I am trying to convince my colleague that using a subprocess for getting a repo head is bad because spawning a subprocess or creating a process has a lot of overhead. To convince him, I created two scripts and profiled them, but the results were not what I was expecting(python-git will be faster than subprocess).

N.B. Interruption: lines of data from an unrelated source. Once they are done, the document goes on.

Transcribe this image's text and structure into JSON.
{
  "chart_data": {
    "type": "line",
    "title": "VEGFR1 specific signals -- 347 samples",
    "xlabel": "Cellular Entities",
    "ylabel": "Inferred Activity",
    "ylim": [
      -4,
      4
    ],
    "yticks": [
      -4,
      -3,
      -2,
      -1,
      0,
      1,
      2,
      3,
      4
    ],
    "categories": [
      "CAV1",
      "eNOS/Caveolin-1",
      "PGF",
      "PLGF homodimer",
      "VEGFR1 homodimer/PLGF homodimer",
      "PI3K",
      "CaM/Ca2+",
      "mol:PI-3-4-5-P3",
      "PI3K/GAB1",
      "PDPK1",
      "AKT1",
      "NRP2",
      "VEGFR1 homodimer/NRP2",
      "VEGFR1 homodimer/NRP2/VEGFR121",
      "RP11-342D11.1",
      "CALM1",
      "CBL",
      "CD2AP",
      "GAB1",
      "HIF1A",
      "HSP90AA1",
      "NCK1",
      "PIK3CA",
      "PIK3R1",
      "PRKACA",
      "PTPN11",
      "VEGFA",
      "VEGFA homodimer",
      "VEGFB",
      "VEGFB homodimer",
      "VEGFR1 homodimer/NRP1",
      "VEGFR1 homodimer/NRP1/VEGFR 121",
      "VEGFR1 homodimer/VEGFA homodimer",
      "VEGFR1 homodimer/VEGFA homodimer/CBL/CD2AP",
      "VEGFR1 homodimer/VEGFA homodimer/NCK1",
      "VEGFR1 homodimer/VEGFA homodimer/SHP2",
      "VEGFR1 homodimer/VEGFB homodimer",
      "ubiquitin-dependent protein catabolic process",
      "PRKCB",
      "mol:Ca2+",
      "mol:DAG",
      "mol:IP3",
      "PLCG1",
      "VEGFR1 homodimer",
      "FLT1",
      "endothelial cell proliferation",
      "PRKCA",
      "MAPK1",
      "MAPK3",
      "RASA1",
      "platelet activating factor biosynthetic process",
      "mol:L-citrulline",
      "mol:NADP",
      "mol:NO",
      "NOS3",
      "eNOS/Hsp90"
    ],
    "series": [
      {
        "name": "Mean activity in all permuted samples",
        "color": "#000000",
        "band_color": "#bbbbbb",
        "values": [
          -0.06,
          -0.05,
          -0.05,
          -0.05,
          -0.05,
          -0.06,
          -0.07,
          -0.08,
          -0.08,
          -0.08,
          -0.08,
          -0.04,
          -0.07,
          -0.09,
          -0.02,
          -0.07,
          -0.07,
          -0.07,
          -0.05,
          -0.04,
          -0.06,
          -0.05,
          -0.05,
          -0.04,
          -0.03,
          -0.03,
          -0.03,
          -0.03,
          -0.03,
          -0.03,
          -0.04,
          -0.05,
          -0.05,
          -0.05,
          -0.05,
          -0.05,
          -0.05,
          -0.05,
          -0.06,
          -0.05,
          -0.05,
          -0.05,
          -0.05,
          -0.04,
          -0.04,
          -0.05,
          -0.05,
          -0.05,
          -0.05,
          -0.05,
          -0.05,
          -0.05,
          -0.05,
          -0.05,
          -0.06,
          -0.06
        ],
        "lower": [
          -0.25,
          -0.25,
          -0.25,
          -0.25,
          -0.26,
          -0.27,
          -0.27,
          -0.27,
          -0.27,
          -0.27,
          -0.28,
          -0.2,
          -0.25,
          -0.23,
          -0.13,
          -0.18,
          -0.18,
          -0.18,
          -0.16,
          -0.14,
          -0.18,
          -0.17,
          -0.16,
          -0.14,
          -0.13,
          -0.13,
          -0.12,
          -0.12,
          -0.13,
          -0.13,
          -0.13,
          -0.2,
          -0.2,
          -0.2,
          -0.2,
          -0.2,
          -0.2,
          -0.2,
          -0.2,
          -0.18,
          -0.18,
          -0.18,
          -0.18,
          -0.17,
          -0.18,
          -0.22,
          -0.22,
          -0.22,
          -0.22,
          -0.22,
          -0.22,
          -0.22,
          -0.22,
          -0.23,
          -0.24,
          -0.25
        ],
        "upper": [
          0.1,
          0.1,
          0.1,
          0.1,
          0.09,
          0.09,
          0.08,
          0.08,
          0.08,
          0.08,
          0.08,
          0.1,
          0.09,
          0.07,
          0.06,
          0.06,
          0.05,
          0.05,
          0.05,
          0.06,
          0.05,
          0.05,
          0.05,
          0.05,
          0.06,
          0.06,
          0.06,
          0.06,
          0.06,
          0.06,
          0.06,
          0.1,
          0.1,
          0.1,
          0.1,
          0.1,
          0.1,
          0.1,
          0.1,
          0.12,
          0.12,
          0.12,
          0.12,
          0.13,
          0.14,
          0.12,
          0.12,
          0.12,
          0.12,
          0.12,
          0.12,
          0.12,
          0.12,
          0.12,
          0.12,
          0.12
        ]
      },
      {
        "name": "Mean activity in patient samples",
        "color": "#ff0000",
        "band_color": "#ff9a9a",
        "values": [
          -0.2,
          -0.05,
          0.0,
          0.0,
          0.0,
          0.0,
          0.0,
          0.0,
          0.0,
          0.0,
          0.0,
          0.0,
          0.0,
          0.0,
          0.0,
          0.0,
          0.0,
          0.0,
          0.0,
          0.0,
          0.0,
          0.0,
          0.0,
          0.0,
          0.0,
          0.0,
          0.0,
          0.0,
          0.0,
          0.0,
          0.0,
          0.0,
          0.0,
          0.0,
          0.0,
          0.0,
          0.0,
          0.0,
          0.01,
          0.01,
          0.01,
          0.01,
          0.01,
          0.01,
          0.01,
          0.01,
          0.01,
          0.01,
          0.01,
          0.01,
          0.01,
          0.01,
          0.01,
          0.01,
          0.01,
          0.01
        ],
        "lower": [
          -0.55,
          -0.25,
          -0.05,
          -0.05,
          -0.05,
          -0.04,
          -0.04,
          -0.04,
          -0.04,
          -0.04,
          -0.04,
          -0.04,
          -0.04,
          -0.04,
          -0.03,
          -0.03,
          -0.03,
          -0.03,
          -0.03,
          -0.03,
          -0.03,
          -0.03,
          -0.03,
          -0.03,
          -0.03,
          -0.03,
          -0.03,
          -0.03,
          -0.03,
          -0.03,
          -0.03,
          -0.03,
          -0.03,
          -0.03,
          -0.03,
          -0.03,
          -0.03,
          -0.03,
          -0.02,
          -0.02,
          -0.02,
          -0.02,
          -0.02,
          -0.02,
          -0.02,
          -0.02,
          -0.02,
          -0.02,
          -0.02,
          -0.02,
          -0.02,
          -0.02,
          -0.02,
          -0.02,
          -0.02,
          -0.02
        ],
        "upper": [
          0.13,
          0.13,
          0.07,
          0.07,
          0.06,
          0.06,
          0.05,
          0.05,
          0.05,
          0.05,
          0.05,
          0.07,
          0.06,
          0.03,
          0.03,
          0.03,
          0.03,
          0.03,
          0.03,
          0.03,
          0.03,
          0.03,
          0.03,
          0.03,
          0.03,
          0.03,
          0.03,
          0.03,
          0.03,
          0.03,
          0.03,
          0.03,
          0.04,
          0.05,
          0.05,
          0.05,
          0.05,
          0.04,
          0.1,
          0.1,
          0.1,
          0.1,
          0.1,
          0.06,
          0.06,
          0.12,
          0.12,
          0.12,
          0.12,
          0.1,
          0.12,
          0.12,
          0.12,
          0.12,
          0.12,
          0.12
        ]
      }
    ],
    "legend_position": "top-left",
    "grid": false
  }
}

This is the first script - test_git_module.py
which I profiled
import git
def test():
repo = git.Repo(".", search_parent_directories=True)
test()
After profiling this with cProfile - python3 -m cProfile test_git_module -s
, the output I got was 78059 function calls (75806 primitive calls) in 0.130 seconds
On the other hand, when I profiled the script test_subprocess.py
the output was
6529 function calls (6430 primitive calls) in 0.017 seconds
test_subprocess.py
import subprocess
import os
import sys
def test():
SELF_DIRPATH = os.path.dirname(__file__)
WORKSPACE_DIRPATH = (
subprocess.run(["git", "rev-parse", "--show-toplevel"], stdout=subprocess.PIPE, check=True)
.stdout.decode(sys.stdout.encoding)
.strip()
)
test()
So, clearly in this python-git is not at all helping and it is the one which is really slow for doing such kind of tasks. This brings me to the question that when and why should anyone use Python-GIT over a subprocess?